XXXI

— Vous avez remarqué, dit Tolut en sortant du cimetière, le bruit que fait la terre en tombant sur le cercueil ? Ça sonne creux. On dirait qu’il n’y a personne dedans. Vous croyez qu’il était dedans ce monsieur… ?

— Tormoigne. Vous pensez bien que je n’ai pas été y voir.

— Naturellement. En tout cas, le voilà expédié, celui-là, hein. Un de plus. Et vous avez vu s’il y en a ? Des milliers ! des milliers ! Que de tombes ! que de tombes ! Vous pensez une grande ville comme Paris si ça doit en fournir des morts. Et un jour, bientôt, ce sera mon tour.

— Vous dites ça, mais vous ne le pensez pas.

— Ah vous croyez ? mais je ne pense pas à autre chose, mon cher monsieur.

— La vie ne doit pas vous être bien gaie avec des idées pareilles à vous trotter tout le temps dans la tête.

— Je ne cherche pas à avoir une vie gaie. À mon âge, il s’agit bien de ça !

— Tout de même, si vous pensiez à autre chose, ça ne vous ferait pas de mal. C’est pas un conseil que je vous donne, mais il me semble tout de même que ça ne vous ferait pas de mal.

— Vous en parlez à votre aise. Mourir n’est pas si simple, allez. Et si l’on pouvait mourir tranquille encore.

— Et pourquoi ne pourriez-vous pas mourir tranquille, monsieur ?

— Vous prenez le tramway pour rentrer ?

— Oui, jusqu’à la République.

— Eh bien, moi aussi. De la République, j’irai au quartier Latin. J’habite par là.

— Je comprends ça, si vous êtes professeur.

— Professeur ! c’est bien ce qui m’empêche de mourir tranquille.

— Qu’est-ce que vous voulez dire par là ?

— Eh oui, figurez-vous, mon ami, que pendant des années j’ai enseigné quelque chose que j’ignorais complètement.

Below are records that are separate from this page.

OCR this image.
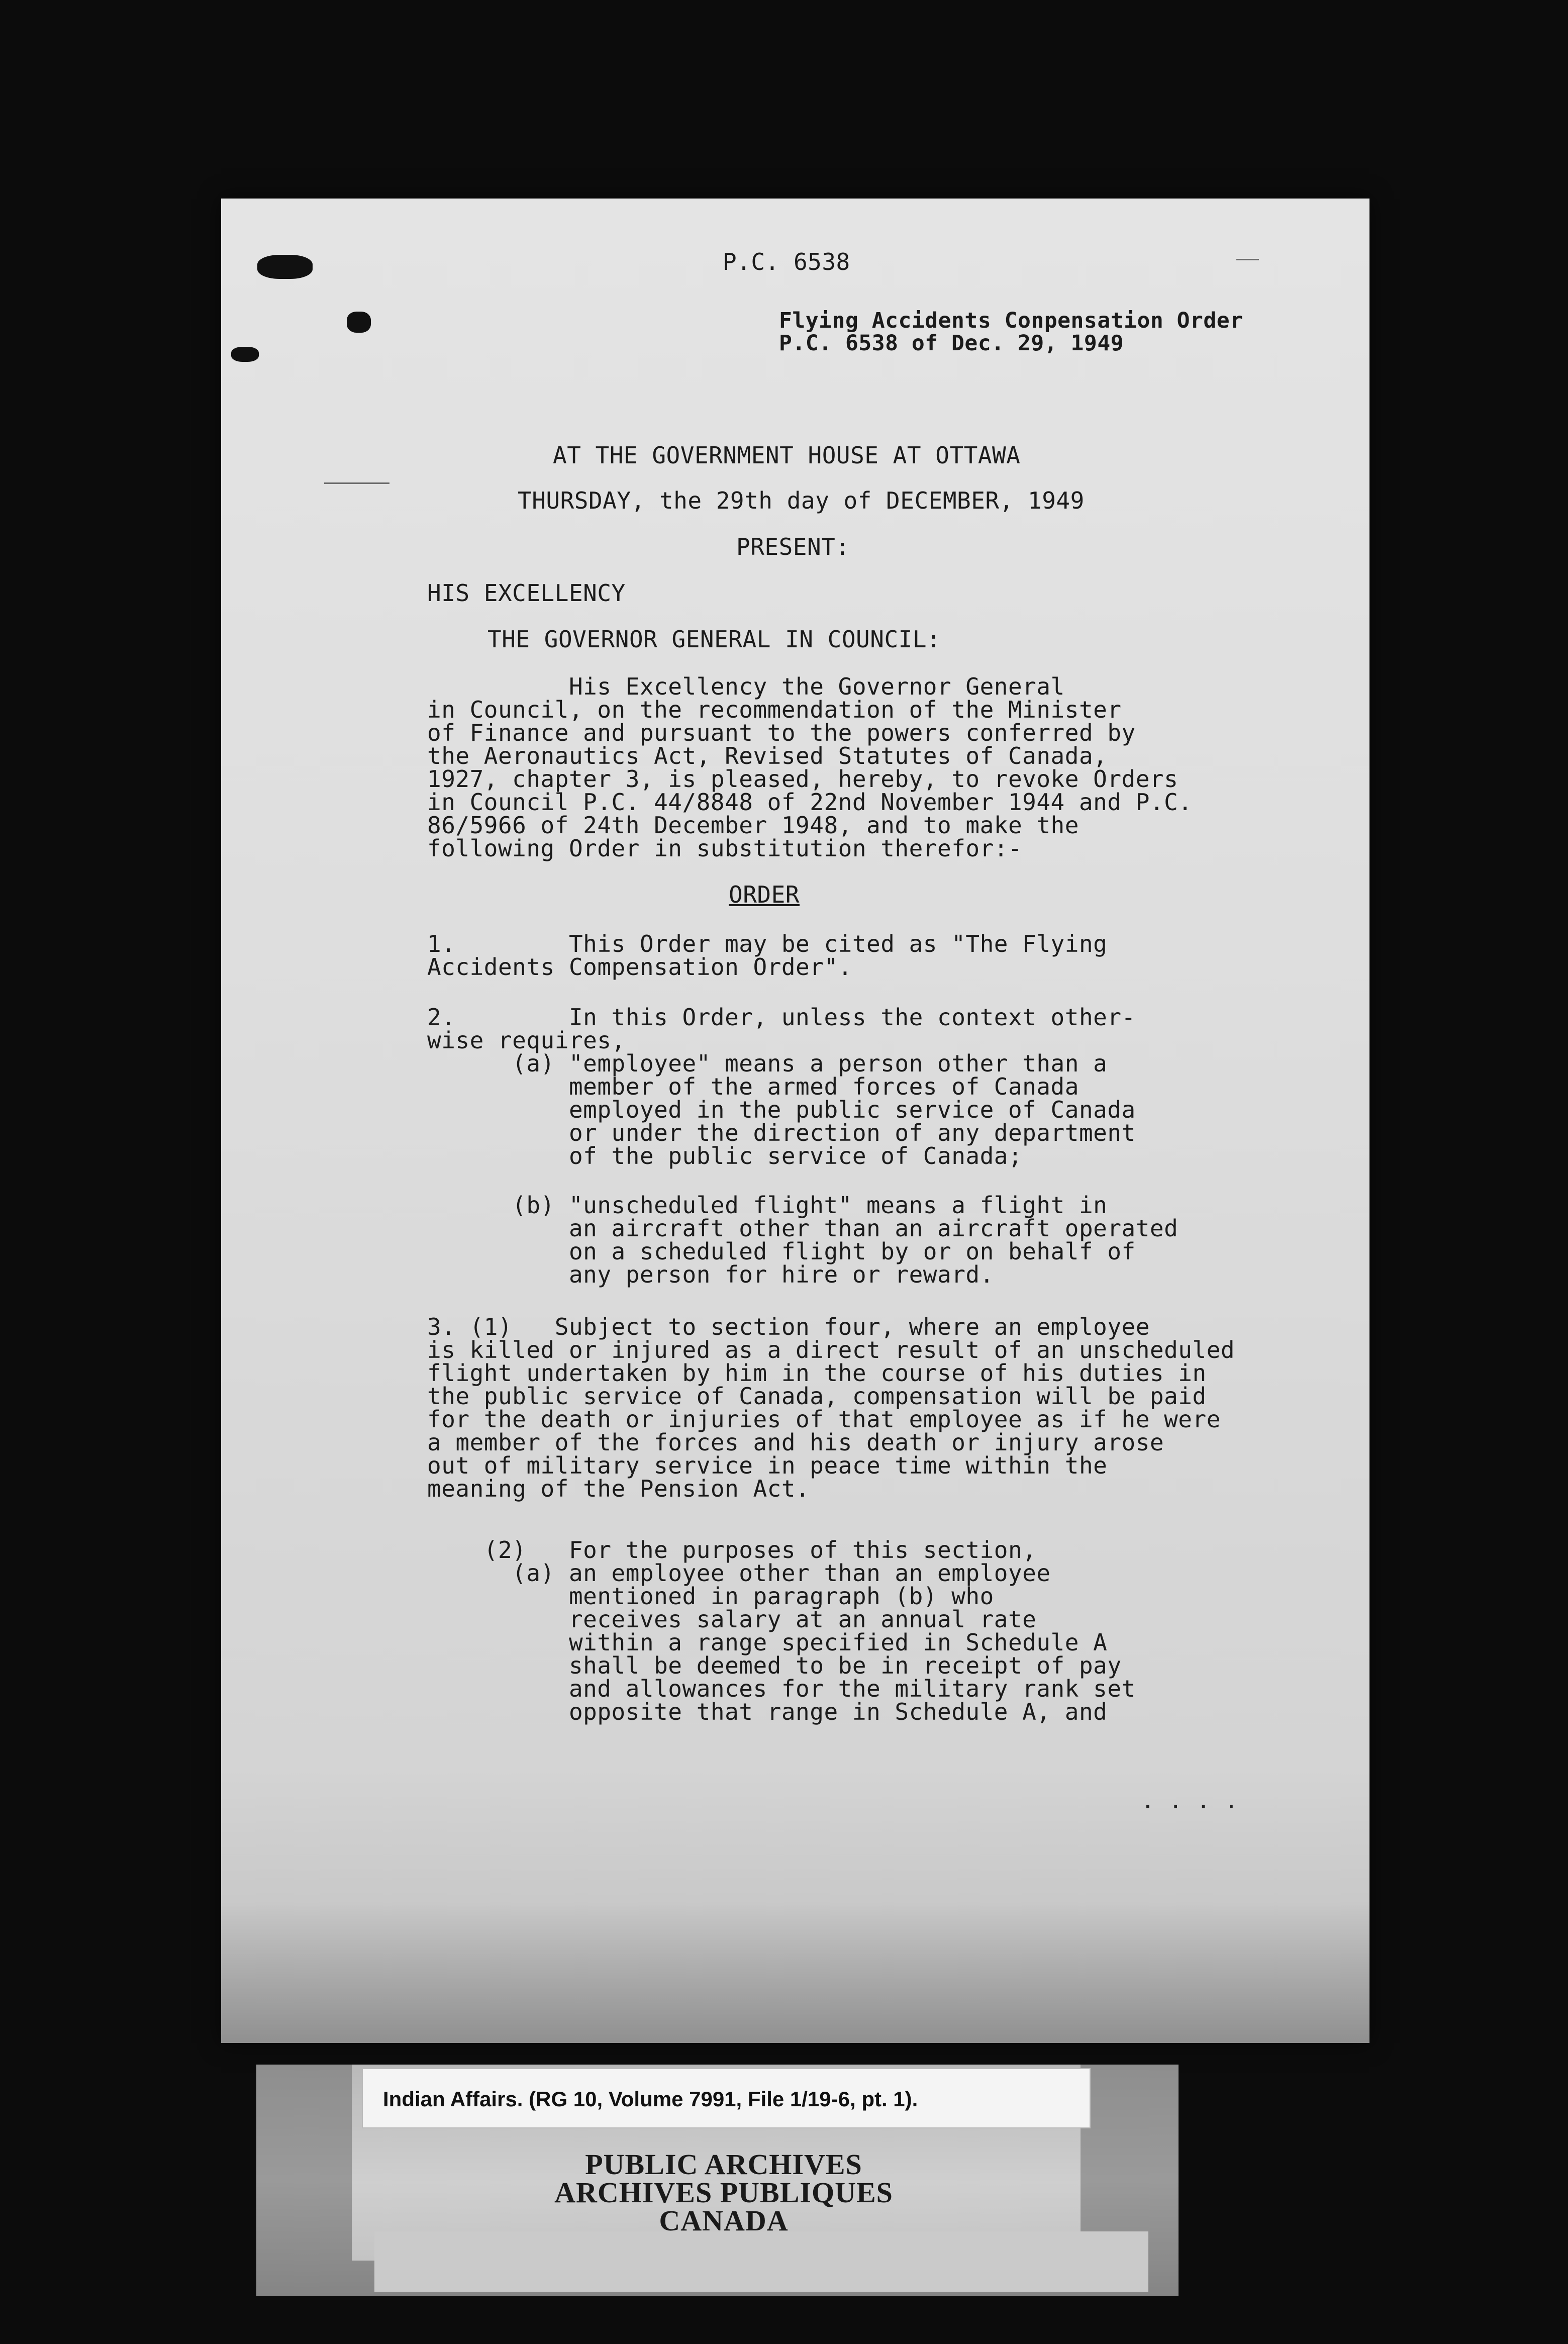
P.C. 6538
Flying Accidents Conpensation Order
P.C. 6538 of Dec. 29, 1949
AT THE GOVERNMENT HOUSE AT OTTAWA
THURSDAY, the 29th day of DECEMBER, 1949
PRESENT:
HIS EXCELLENCY
THE GOVERNOR GENERAL IN COUNCIL:
His Excellency the Governor General
in Council, on the recommendation of the Minister
of Finance and pursuant to the powers conferred by
the Aeronautics Act, Revised Statutes of Canada,
1927, chapter 3, is pleased, hereby, to revoke Orders
in Council P.C. 44/8848 of 22nd November 1944 and P.C.
86/5966 of 24th December 1948, and to make the
following Order in substitution therefor:-
ORDER
1.        This Order may be cited as "The Flying
Accidents Compensation Order".
2.        In this Order, unless the context other-
wise requires,
(a) "employee" means a person other than a
member of the armed forces of Canada
employed in the public service of Canada
or under the direction of any department
of the public service of Canada;
(b) "unscheduled flight" means a flight in
an aircraft other than an aircraft operated
on a scheduled flight by or on behalf of
any person for hire or reward.
3. (1)   Subject to section four, where an employee
is killed or injured as a direct result of an unscheduled
flight undertaken by him in the course of his duties in
the public service of Canada, compensation will be paid
for the death or injuries of that employee as if he were
a member of the forces and his death or injury arose
out of military service in peace time within the
meaning of the Pension Act.
(2)   For the purposes of this section,
(a) an employee other than an employee
mentioned in paragraph (b) who
receives salary at an annual rate
within a range specified in Schedule A
shall be deemed to be in receipt of pay
and allowances for the military rank set
opposite that range in Schedule A, and
. . . .
Indian Affairs. (RG 10, Volume 7991, File 1/19-6, pt. 1).
PUBLIC ARCHIVES
ARCHIVES PUBLIQUES
CANADA
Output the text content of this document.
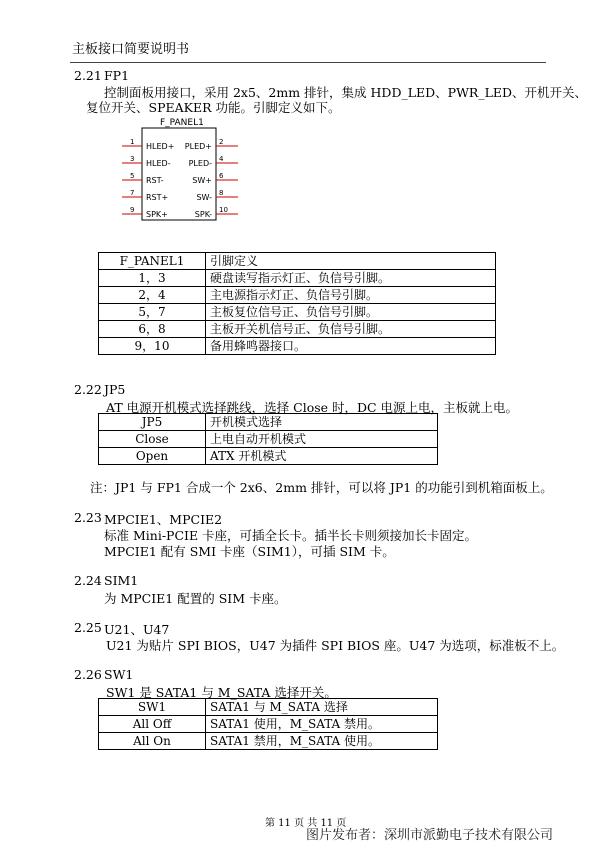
主板接口简要说明书
2.21 FP1
控制面板用接口，采用 2x5、2mm 排针，集成 HDD_LED、PWR_LED、开机开关、
复位开关、SPEAKER 功能。引脚定义如下。
F_PANEL1
1 HLED+
3 HLED-
5 RST-
7 RST+
9 SPK+
2
PLED+
4
PLED-
6
SW+
8
SW-
10
SPK-
F_PANEL1	引脚定义
1，3	硬盘读写指示灯正、负信号引脚。
2，4	主电源指示灯正、负信号引脚。
5，7	主板复位信号正、负信号引脚。
6，8	主板开关机信号正、负信号引脚。
9，10	备用蜂鸣器接口。
2.22 JP5
AT 电源开机模式选择跳线，选择 Close 时，DC 电源上电，主板就上电。
JP5	开机模式选择
Close	上电自动开机模式
Open	ATX 开机模式
注：JP1 与 FP1 合成一个 2x6、2mm 排针，可以将 JP1 的功能引到机箱面板上。
2.23 MPCIE1、MPCIE2
标准 Mini-PCIE 卡座，可插全长卡。插半长卡则须接加长卡固定。
MPCIE1 配有 SMI 卡座（SIM1），可插 SIM 卡。
2.24 SIM1
为 MPCIE1 配置的 SIM 卡座。
2.25 U21、U47
U21 为贴片 SPI BIOS，U47 为插件 SPI BIOS 座。U47 为选项，标准板不上。
2.26 SW1
SW1 是 SATA1 与 M_SATA 选择开关。
SW1	SATA1 与 M_SATA 选择
All Off	SATA1 使用，M_SATA 禁用。
All On	SATA1 禁用，M_SATA 使用。
第 11 页 共 11 页
图片发布者：深圳市派勤电子技术有限公司
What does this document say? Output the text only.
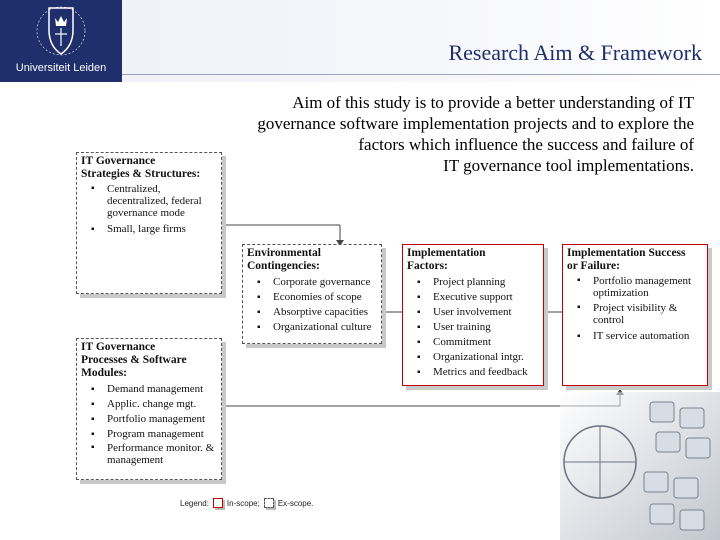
Universiteit Leiden
Research Aim & Framework
Aim of this study is to provide a better understanding of IT
governance software implementation projects and to explore the
factors which influence the success and failure of
IT governance tool implementations.
IT Governance
Strategies & Structures:
▪ Centralized, decentralized, federal governance mode
▪ Small, large firms
IT Governance
Processes & Software
Modules:
▪ Demand management
▪ Applic. change mgt.
▪ Portfolio management
▪ Program management
▪ Performance monitor. & management
Environmental
Contingencies:
▪ Corporate governance
▪ Economies of scope
▪ Absorptive capacities
▪ Organizational culture
Implementation
Factors:
▪ Project planning
▪ Executive support
▪ User involvement
▪ User training
▪ Commitment
▪ Organizational intgr.
▪ Metrics and feedback
Implementation Success
or Failure:
▪ Portfolio management optimization
▪ Project visibility & control
▪ IT service automation
Legend: In-scope; Ex-scope.
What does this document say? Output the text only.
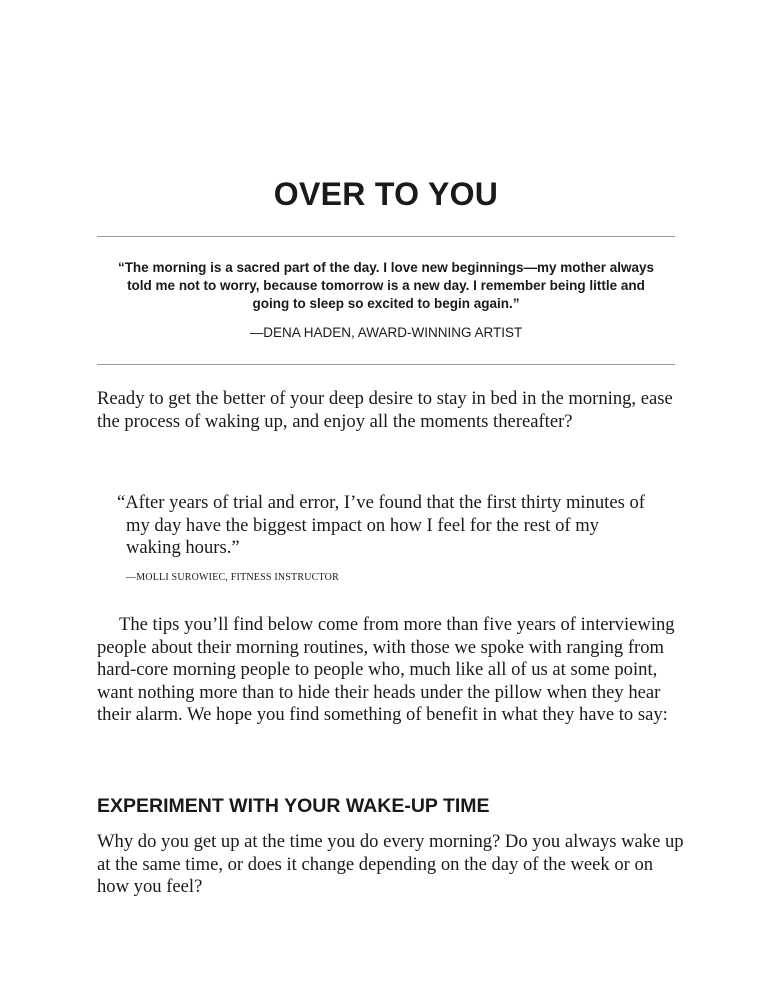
OVER TO YOU

“The morning is a sacred part of the day. I love new beginnings—my mother always told me not to worry, because tomorrow is a new day. I remember being little and going to sleep so excited to begin again.”

—DENA HADEN, AWARD-WINNING ARTIST

Ready to get the better of your deep desire to stay in bed in the morning, ease the process of waking up, and enjoy all the moments thereafter?

“After years of trial and error, I’ve found that the first thirty minutes of my day have the biggest impact on how I feel for the rest of my waking hours.”

—MOLLI SUROWIEC, FITNESS INSTRUCTOR

The tips you’ll find below come from more than five years of interviewing people about their morning routines, with those we spoke with ranging from hard-core morning people to people who, much like all of us at some point, want nothing more than to hide their heads under the pillow when they hear their alarm. We hope you find something of benefit in what they have to say:

EXPERIMENT WITH YOUR WAKE-UP TIME

Why do you get up at the time you do every morning? Do you always wake up at the same time, or does it change depending on the day of the week or on how you feel?
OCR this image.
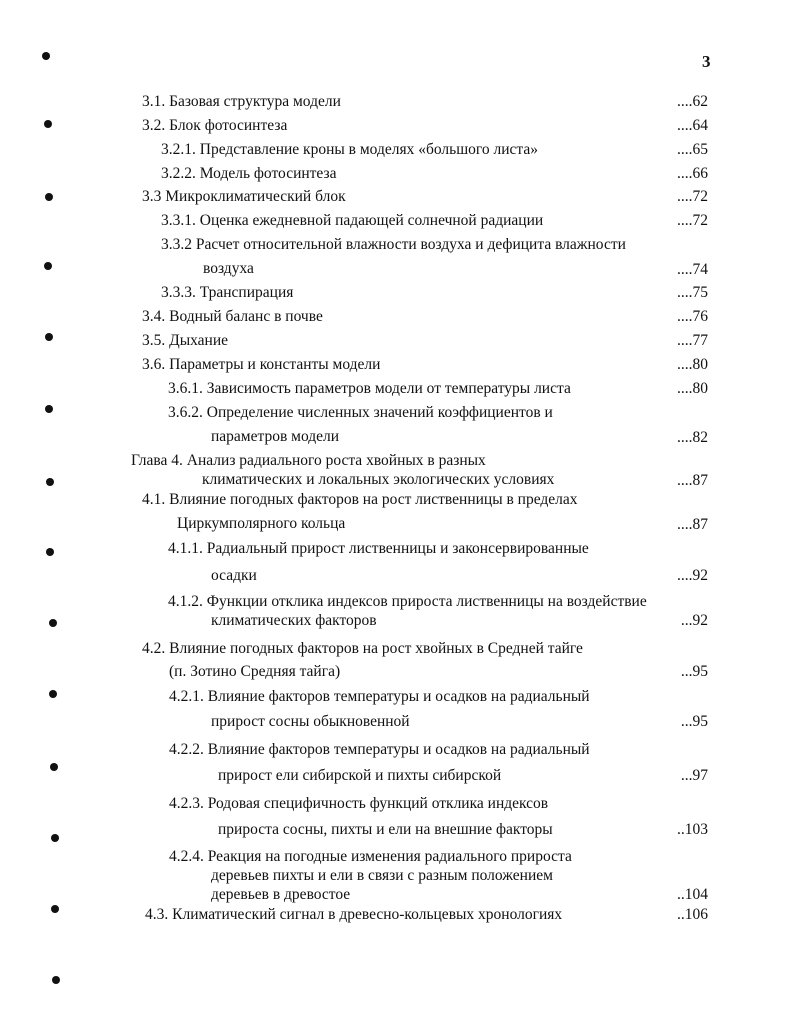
3
3.1. Базовая структура модели	....62
3.2. Блок фотосинтеза	....64
3.2.1. Представление кроны в моделях «большого листа»	....65
3.2.2. Модель фотосинтеза	....66
3.3 Микроклиматический блок	....72
3.3.1. Оценка ежедневной падающей солнечной радиации	....72
3.3.2 Расчет относительной влажности воздуха и дефицита влажности
воздуха	....74
3.3.3. Транспирация	....75
3.4. Водный баланс в почве	....76
3.5. Дыхание	....77
3.6. Параметры и константы модели	....80
3.6.1. Зависимость параметров модели от температуры листа	....80
3.6.2. Определение численных значений коэффициентов и
параметров модели	....82
Глава 4. Анализ радиального роста хвойных в разных
климатических и локальных экологических условиях	....87
4.1. Влияние погодных факторов на рост лиственницы в пределах
Циркумполярного кольца	....87
4.1.1. Радиальный прирост лиственницы и законсервированные
осадки	....92
4.1.2. Функции отклика индексов прироста лиственницы на воздействие
климатических факторов	...92
4.2. Влияние погодных факторов на рост хвойных в Средней тайге
(п. Зотино Средняя тайга)	...95
4.2.1. Влияние факторов температуры и осадков на радиальный
прирост сосны обыкновенной	...95
4.2.2. Влияние факторов температуры и осадков на радиальный
прирост ели сибирской и пихты сибирской	...97
4.2.3. Родовая специфичность функций отклика индексов
прироста сосны, пихты и ели на внешние факторы	..103
4.2.4. Реакция на погодные изменения радиального прироста
деревьев пихты и ели в связи с разным положением
деревьев в древостое	..104
4.3. Климатический сигнал в древесно-кольцевых хронологиях	..106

— Mais comment que ça peut se faire ?

— Ah voilà. C’est pourtant tel que je vous le dis. Pendant des années et des années, on m’a confié des enfants pour que je leur enseigne la géographie, oui, la géographie. Eh bien, je n’en savais pas un traître mot. Je l’ignorais complètement. N’est-ce pas une escroquerie ? un vol ? toute ma vie a été une duperie, oui monsieur, une duperie. N’est-ce pas terrible ?

— Je n’aurais jamais cru ça possible.

— Quoi donc ? d’enseigner la géographie sans en savoir un traître mot ? Mais vous me faites rire, monsieur. C’est enfantin ! Naturellement, j’exagère. Les mots, je les connaissais, seulement voilà : je n’avais jamais voyagé. Alors, comment voulez-vous enseigner la géographie sans avoir jamais voyagé ? On apprend les mots, mais les choses réelles on ne les connaît pas. On sait des noms, mais on ignore complètement de quoi il s’agit. Vous comprenez, monsieur ?

— Très bien, très bien.

— Toute ma vie, j’ai fait cela, toute ma vie, j’ai commis cette escroquerie. Ce n’est qu’en prenant ma retraite que je m’en aperçus. Hélas, il était trop tard ! le désir me vint de voyager, de connaître des contrées lointaines. Il était trop tard !

— Bien sûr. Ce n’est pas à votre âge qu’on devient explorateur.

— Mon âge n’y est pour rien, monsieur. Mais comprenez-moi bien : ce n’est pas parce que je voyagerais maintenant que j’effacerais ainsi ma tache professionnelle. Je croyais avoir eu une vie d’honneur et de conscience ; en arrivant à la fin, je m’aperçois que je me suis trompé, radicalement trompé. Comment voulez-vous que je descende d’un pas tranquille dans la tombe, avec le poids de cettç lourde faute sur mes épaules, oui monsieur, comment le voulez-vous ?

— Enfin, monsieur, enfin… je ne vous suis pas très bien.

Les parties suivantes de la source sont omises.